Approach 2 – It’s Your LIfe! Why don’t you keep it!: Let some “common sense” prevail. You were one of the smart ones. Because you relinquished U.S. citizenship – according to the clear laws of the USA in the 1970s – you are not affected by this new law. The only people affected by this new law are the “dumb bunnies” who decided it was a good idea to be a U.S. citizen AND were U.S. citizens when this law took effect on June 16, 2008. I don’t think you should draw attention to yourself. You might want to document the circumstances that led to your becoming a Canadian citizen in 1978. When documenting those circumstances, you probably should make it clear that you were intending to relinquish U.S. citizenship. But, either way you have to sleep. So, you might as well – Sleep well!. There is no good reason to turn your assets over to the IRS and pay your adviser to help you do it.
A fair reading of the legal commentary on this issue appears to be:
One group of lawyers (including the three who commented on this article) do NOT believe that the “literal” (or as Michael Miller says, the “absurd”) approach is correct.
A second group of lawyers thinks that the “literal” approach MIGHT be correct. But, they aren’t really sure. Even though they are not sure, for reasons known only to them, they usher clients into turning their assets over to the IRS. Hmmmm, …

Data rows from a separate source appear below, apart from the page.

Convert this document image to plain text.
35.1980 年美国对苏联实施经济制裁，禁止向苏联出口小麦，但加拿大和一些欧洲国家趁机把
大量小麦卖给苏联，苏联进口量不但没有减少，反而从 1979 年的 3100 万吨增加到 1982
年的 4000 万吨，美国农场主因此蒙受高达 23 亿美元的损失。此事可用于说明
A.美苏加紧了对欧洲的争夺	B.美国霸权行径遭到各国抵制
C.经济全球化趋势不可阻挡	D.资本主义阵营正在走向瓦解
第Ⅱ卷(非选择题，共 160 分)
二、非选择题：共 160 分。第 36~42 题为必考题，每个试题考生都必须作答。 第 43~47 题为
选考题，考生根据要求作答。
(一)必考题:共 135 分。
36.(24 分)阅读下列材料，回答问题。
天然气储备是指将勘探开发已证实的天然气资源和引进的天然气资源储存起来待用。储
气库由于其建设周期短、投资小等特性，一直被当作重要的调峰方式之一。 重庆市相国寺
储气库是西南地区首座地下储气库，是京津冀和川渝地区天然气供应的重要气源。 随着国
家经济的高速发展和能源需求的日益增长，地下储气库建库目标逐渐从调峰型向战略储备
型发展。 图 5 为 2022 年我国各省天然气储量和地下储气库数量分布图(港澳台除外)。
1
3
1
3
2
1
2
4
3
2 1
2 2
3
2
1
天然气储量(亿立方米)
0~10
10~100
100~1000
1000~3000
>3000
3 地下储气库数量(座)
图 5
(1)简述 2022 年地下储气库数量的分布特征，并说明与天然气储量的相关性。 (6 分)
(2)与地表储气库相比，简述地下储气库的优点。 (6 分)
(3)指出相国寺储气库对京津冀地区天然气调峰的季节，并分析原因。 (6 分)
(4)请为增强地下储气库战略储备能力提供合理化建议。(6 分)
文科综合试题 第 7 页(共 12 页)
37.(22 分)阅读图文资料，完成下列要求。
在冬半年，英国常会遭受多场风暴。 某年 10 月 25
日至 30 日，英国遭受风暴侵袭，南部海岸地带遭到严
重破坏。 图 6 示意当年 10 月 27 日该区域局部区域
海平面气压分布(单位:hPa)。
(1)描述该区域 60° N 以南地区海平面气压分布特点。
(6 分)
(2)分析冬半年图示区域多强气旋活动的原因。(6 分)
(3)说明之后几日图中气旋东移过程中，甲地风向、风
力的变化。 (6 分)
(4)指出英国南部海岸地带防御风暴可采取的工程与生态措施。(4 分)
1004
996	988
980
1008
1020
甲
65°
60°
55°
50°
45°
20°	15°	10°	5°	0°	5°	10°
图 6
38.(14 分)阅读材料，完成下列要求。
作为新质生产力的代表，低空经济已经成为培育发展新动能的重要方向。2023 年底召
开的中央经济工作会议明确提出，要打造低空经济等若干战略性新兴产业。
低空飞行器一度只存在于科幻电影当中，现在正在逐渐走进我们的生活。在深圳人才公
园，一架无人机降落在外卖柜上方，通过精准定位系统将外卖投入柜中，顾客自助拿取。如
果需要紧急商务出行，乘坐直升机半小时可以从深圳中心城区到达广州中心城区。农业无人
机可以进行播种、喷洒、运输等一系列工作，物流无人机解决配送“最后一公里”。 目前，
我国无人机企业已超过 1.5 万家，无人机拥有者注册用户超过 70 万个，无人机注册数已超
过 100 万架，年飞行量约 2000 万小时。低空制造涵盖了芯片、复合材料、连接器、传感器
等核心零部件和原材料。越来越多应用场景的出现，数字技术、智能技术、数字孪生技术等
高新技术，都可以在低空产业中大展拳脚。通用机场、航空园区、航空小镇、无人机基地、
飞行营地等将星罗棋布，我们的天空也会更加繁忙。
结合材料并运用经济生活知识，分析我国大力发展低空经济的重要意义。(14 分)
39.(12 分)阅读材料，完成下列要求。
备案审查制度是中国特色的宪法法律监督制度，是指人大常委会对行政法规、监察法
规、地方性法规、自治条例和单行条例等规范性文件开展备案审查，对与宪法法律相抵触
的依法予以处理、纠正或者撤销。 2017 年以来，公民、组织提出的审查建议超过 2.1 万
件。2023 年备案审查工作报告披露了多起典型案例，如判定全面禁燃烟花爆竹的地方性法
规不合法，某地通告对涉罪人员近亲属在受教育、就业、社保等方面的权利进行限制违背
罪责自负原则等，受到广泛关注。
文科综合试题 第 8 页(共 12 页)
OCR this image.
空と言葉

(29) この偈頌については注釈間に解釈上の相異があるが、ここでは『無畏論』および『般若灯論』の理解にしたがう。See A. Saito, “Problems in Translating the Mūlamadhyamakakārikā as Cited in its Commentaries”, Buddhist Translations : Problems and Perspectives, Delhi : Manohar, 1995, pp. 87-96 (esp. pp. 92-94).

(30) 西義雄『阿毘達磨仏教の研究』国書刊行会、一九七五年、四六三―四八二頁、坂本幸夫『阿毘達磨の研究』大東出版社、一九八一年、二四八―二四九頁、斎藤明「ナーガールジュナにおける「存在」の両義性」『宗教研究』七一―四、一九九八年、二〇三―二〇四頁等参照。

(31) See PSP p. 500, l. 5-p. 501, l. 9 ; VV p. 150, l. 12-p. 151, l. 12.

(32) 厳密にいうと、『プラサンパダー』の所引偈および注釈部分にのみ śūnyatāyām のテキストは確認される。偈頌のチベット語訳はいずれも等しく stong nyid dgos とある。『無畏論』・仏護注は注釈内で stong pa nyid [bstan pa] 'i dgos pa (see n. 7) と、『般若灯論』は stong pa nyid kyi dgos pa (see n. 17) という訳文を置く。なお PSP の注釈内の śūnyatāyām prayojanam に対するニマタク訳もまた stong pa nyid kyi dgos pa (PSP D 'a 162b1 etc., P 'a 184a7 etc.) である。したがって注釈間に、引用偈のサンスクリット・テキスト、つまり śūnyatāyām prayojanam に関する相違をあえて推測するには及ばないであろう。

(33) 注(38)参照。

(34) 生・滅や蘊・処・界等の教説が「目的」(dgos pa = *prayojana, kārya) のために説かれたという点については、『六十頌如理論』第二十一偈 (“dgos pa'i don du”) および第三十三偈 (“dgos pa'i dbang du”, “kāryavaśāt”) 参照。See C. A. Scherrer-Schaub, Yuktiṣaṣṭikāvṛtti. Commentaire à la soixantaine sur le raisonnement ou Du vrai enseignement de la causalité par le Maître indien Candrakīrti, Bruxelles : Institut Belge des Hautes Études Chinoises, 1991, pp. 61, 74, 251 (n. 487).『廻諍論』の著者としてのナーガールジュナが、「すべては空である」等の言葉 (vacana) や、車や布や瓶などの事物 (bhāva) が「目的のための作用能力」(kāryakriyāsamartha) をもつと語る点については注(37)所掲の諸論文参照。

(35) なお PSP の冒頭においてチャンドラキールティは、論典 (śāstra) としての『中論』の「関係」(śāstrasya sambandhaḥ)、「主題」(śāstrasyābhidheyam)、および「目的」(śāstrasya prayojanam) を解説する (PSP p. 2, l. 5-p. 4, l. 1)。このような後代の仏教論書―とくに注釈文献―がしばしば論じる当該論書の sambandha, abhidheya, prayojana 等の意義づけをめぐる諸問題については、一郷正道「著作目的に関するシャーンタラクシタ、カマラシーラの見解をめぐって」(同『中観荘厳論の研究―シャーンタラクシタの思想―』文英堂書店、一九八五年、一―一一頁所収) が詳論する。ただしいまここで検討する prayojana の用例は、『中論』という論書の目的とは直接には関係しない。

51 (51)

Given the existing commentary and lack of certainty (on the part of those who recognize the “literal approach”), what I can’t understand is:
1. How any adviser could possibly advise a client that the “literal” approach is correct (turn your assets over to the IRS). Yet, we know that a very large number of people are being advised to do just that. (Note that, since June 16, 2008 a CLN is most certainly required lose U.S. tax subjectness. But NOT before.)
2. How any client, given the existence of conflicting views, could possibly allow themselves to be guided into accepting that they should turn their assets over to the IRS. (Actually I know the answer. It’s because there is ONLY one certainty in life. If you turn over all your assets to the IRS, then you will never have tax problems again. But, you won’t have a life either and then you will have a different set of tax problems.)
This reality notwithstanding:
There is/are a large number of people who clearly relinquished U.S. citizenship many years before the current laws, who have allowed themselves to be guided into the “literal appraoch” – turning their assets over to the IRS.
Conclusion: The result that you get will be determined by your choice of adviser. Think about it!”